Q&A with With Wil Haygood, Author of The Butler: Witness to History
It’s not every day that a newspaper article sparks a Hollywood movie starring Oprah Winfrey and Forest Whitaker.
But Wil Haygood’s 2008 Washington Post article about White House butler Eugene Allen wasn’t just any article.
{mosads}Haygood has expanded his feature on Allen — who had a front row seat to the evolving civil rights movement as he served every president from Eisenhower to Reagan — into a book titled The Butler.
It offers an extended look at Allen’s story and a forward by Lee Daniels, who directed the film based on Allen’s life starring Winfrey and Whitaker. It arrives in theaters on Aug. 16.
Haygood, who will sign copies of the book at Politics & Prose at 7 p.m. Tuesday, spoke to The Hill about how he found Allen and told his incredible story.
Q: So many people read your article in The Washington Post. What can we expect more of in the book?
The book is a much more in-depth look at the life of Eugene and Helene Allen. It also is a historical retrospective of the history of blacks in American cinema. It also has much more about certain presidents who Eugene and Helene Allen worked for and their battles with civil rights inside the White House. …
I think it’s quite astonishing that Mr. Eugene Allen was in the White House on the day that the high school students in Little Rock, Ark., were pelted with rocks — the black students that tried to integrate Little Rock Central High School. … He was in the White House the day that the voting rights activist, Medgar Evers, was murdered in the driveway of his Jackson, Miss., home. He heard the echoes of that as that news reached the White House. He was there on the day that Martin Luther King was assassinated. He heard the echoes of all that.
He was in the White House the day that President Kennedy was assassinated in Dallas. And he was heartbroken, like people were everywhere in the nation, and he went home that evening, and he couldn’t sleep. He rose, in darkness and left his home about 3 a.m. to go back to the White House because he wanted to be there to check in on the first family.

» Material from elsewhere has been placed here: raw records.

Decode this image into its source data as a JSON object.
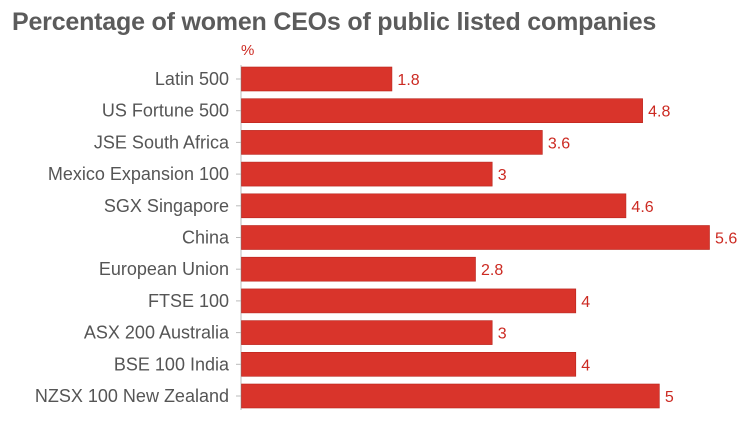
{
  "chart_data": {
    "type": "bar",
    "orientation": "horizontal",
    "title": "Percentage of women CEOs of public listed companies",
    "unit_label": "%",
    "categories": [
      "Latin 500",
      "US Fortune 500",
      "JSE South Africa",
      "Mexico Expansion 100",
      "SGX Singapore",
      "China",
      "European Union",
      "FTSE 100",
      "ASX 200 Australia",
      "BSE 100 India",
      "NZSX 100 New Zealand"
    ],
    "values": [
      1.8,
      4.8,
      3.6,
      3,
      4.6,
      5.6,
      2.8,
      4,
      3,
      4,
      5
    ],
    "value_labels": [
      "1.8",
      "4.8",
      "3.6",
      "3",
      "4.6",
      "5.6",
      "2.8",
      "4",
      "3",
      "4",
      "5"
    ],
    "xlim": [
      0,
      5.6
    ],
    "grid": false,
    "colors": {
      "bar": "#d9342b",
      "bar_edge": "#b8251d",
      "value_text": "#cc2a22",
      "category_text": "#555555",
      "axis": "#bbbbbb",
      "title_text": "#5b5b5b"
    }
  }
}
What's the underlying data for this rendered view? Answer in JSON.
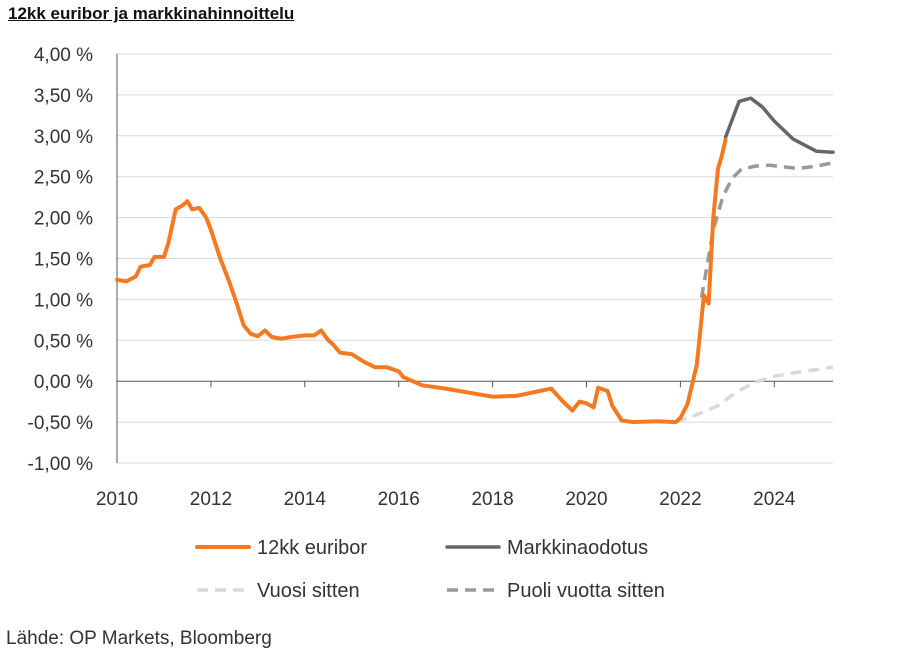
{
  "chart_data": {
    "type": "line",
    "title": "12kk euribor ja markkinahinnoittelu",
    "source": "Lähde: OP Markets, Bloomberg",
    "xlabel": "",
    "ylabel": "",
    "xlim": [
      2010,
      2025.25
    ],
    "ylim": [
      -1.0,
      4.0
    ],
    "x_ticks": [
      2010,
      2012,
      2014,
      2016,
      2018,
      2020,
      2022,
      2024
    ],
    "x_tick_labels": [
      "2010",
      "2012",
      "2014",
      "2016",
      "2018",
      "2020",
      "2022",
      "2024"
    ],
    "y_ticks": [
      -1.0,
      -0.5,
      0.0,
      0.5,
      1.0,
      1.5,
      2.0,
      2.5,
      3.0,
      3.5,
      4.0
    ],
    "y_tick_labels": [
      "-1,00 %",
      "-0,50 %",
      "0,00 %",
      "0,50 %",
      "1,00 %",
      "1,50 %",
      "2,00 %",
      "2,50 %",
      "3,00 %",
      "3,50 %",
      "4,00 %"
    ],
    "grid": "horizontal",
    "legend_placement": "bottom",
    "colors": {
      "euribor": "#f47920",
      "market": "#666666",
      "year_ago": "#d9d9d9",
      "half_year_ago": "#999999",
      "grid": "#d9d9d9",
      "axis": "#555555"
    },
    "series": [
      {
        "name": "12kk euribor",
        "key": "euribor",
        "style": "solid",
        "points": [
          [
            2010.0,
            1.24
          ],
          [
            2010.2,
            1.22
          ],
          [
            2010.4,
            1.28
          ],
          [
            2010.5,
            1.4
          ],
          [
            2010.7,
            1.42
          ],
          [
            2010.8,
            1.52
          ],
          [
            2011.0,
            1.52
          ],
          [
            2011.1,
            1.7
          ],
          [
            2011.25,
            2.1
          ],
          [
            2011.4,
            2.15
          ],
          [
            2011.5,
            2.2
          ],
          [
            2011.6,
            2.1
          ],
          [
            2011.75,
            2.12
          ],
          [
            2011.9,
            2.0
          ],
          [
            2012.0,
            1.85
          ],
          [
            2012.2,
            1.5
          ],
          [
            2012.4,
            1.2
          ],
          [
            2012.55,
            0.95
          ],
          [
            2012.7,
            0.68
          ],
          [
            2012.85,
            0.58
          ],
          [
            2013.0,
            0.55
          ],
          [
            2013.15,
            0.62
          ],
          [
            2013.3,
            0.54
          ],
          [
            2013.5,
            0.52
          ],
          [
            2013.7,
            0.54
          ],
          [
            2014.0,
            0.56
          ],
          [
            2014.2,
            0.56
          ],
          [
            2014.35,
            0.62
          ],
          [
            2014.5,
            0.5
          ],
          [
            2014.6,
            0.45
          ],
          [
            2014.75,
            0.35
          ],
          [
            2015.0,
            0.33
          ],
          [
            2015.25,
            0.24
          ],
          [
            2015.5,
            0.17
          ],
          [
            2015.75,
            0.17
          ],
          [
            2016.0,
            0.12
          ],
          [
            2016.1,
            0.05
          ],
          [
            2016.5,
            -0.05
          ],
          [
            2017.0,
            -0.09
          ],
          [
            2017.5,
            -0.14
          ],
          [
            2018.0,
            -0.19
          ],
          [
            2018.5,
            -0.18
          ],
          [
            2019.0,
            -0.12
          ],
          [
            2019.25,
            -0.09
          ],
          [
            2019.5,
            -0.25
          ],
          [
            2019.7,
            -0.36
          ],
          [
            2019.85,
            -0.25
          ],
          [
            2020.0,
            -0.27
          ],
          [
            2020.15,
            -0.32
          ],
          [
            2020.25,
            -0.08
          ],
          [
            2020.45,
            -0.12
          ],
          [
            2020.55,
            -0.3
          ],
          [
            2020.75,
            -0.48
          ],
          [
            2021.0,
            -0.5
          ],
          [
            2021.5,
            -0.49
          ],
          [
            2021.9,
            -0.5
          ],
          [
            2022.0,
            -0.45
          ],
          [
            2022.15,
            -0.28
          ],
          [
            2022.35,
            0.2
          ],
          [
            2022.5,
            1.05
          ],
          [
            2022.6,
            0.95
          ],
          [
            2022.7,
            2.0
          ],
          [
            2022.8,
            2.6
          ],
          [
            2022.88,
            2.75
          ],
          [
            2022.96,
            2.95
          ]
        ]
      },
      {
        "name": "Markkinaodotus",
        "key": "market",
        "style": "solid",
        "points": [
          [
            2022.96,
            2.98
          ],
          [
            2023.25,
            3.42
          ],
          [
            2023.5,
            3.46
          ],
          [
            2023.75,
            3.35
          ],
          [
            2024.0,
            3.18
          ],
          [
            2024.4,
            2.96
          ],
          [
            2024.9,
            2.81
          ],
          [
            2025.25,
            2.8
          ]
        ]
      },
      {
        "name": "Vuosi sitten",
        "key": "year_ago",
        "style": "dashed",
        "points": [
          [
            2021.9,
            -0.5
          ],
          [
            2022.3,
            -0.42
          ],
          [
            2022.8,
            -0.3
          ],
          [
            2023.2,
            -0.13
          ],
          [
            2023.6,
            -0.01
          ],
          [
            2024.0,
            0.06
          ],
          [
            2024.5,
            0.11
          ],
          [
            2025.25,
            0.17
          ]
        ]
      },
      {
        "name": "Puoli vuotta sitten",
        "key": "half_year_ago",
        "style": "dashed",
        "points": [
          [
            2022.45,
            1.02
          ],
          [
            2022.7,
            1.85
          ],
          [
            2022.9,
            2.25
          ],
          [
            2023.1,
            2.48
          ],
          [
            2023.3,
            2.59
          ],
          [
            2023.6,
            2.63
          ],
          [
            2023.9,
            2.64
          ],
          [
            2024.2,
            2.62
          ],
          [
            2024.5,
            2.6
          ],
          [
            2024.9,
            2.63
          ],
          [
            2025.25,
            2.67
          ]
        ]
      }
    ]
  }
}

Q: How did you find Eugene Allen to tell his story?
I had been on the Obama campaign trail in 2008 as a reporter for The Washington Post, and I was at a rally, and I saw some young ladies, and they were crying, and they happened to have been white. And I asked them, if anything was wrong, and if I could help, and they said they were distraught because they supported this candidate, and their white father had stopped talking to them because they supported this candidate.
At that point, I told myself that Obama was going to win. … So I started this nationwide search. I said to myself, and I looked everywhere, all over the country. North, South, East, West, Midwest, and one source led me to another and led me to another, and finally I was led to Mr. Allen.
Q: And he seems eager to tell his story.
[Eugene and Helene Allen] had not told his story or their story. I think she felt happy I was there even though they never sought any limelight. They lived by themselves. Their living room was not bursting with autographs or highlights [from] his career as a White House butler for 34 years. They were very quiet about it. And who knows? Maybe she felt that at long last, it was time to tell his story. Their son Charles had come over on the day that I was there. I was there on that Friday and on that Sunday, two days before the election. His son, Charles, had come over … and his mother said, ‘Charles, I’m so happy. I’m so thrilled now.’ And he said, ‘Why? Have you hit the lottery?’ and she said ‘No, honey, no. A writer came over. Wil Haygood, and he’s going to write a story about my Eugene and finally somebody is going to know his story. I am just so at peace. And I’m going upstairs and going to bed.’ And she went upstairs and went to bed and died. Two days before the election of the African-American president. It’s quite a story, at so many angles.
Q: Eugene Allen would’ve gotten a kick out of all this. (He died in 2010).
He was alive to see the story and after the story came out. He and I got VIP tickets to [Obama’s] inauguration, and he was so happy about that. That was special treatment for both of us. And after the story came out, it was reprinted in newspapers all over the world.
Q: Have you seen the film version?
Yes.
Q: And you’re pleased with it?
I think it’s stunning. It made me cry. Lee Daniels is such a great director. And the members of the cast: Oprah Winfrey, Forest Whitaker, Cuba Gooding Jr., Terrence Howard, Robin Williams, Alan Rickman… they are all phenomenal. They so much wanted to do this movie because we just don’t see movies like this on the big screen in this country. We just don’t see movies that tell our epic civil rights moments.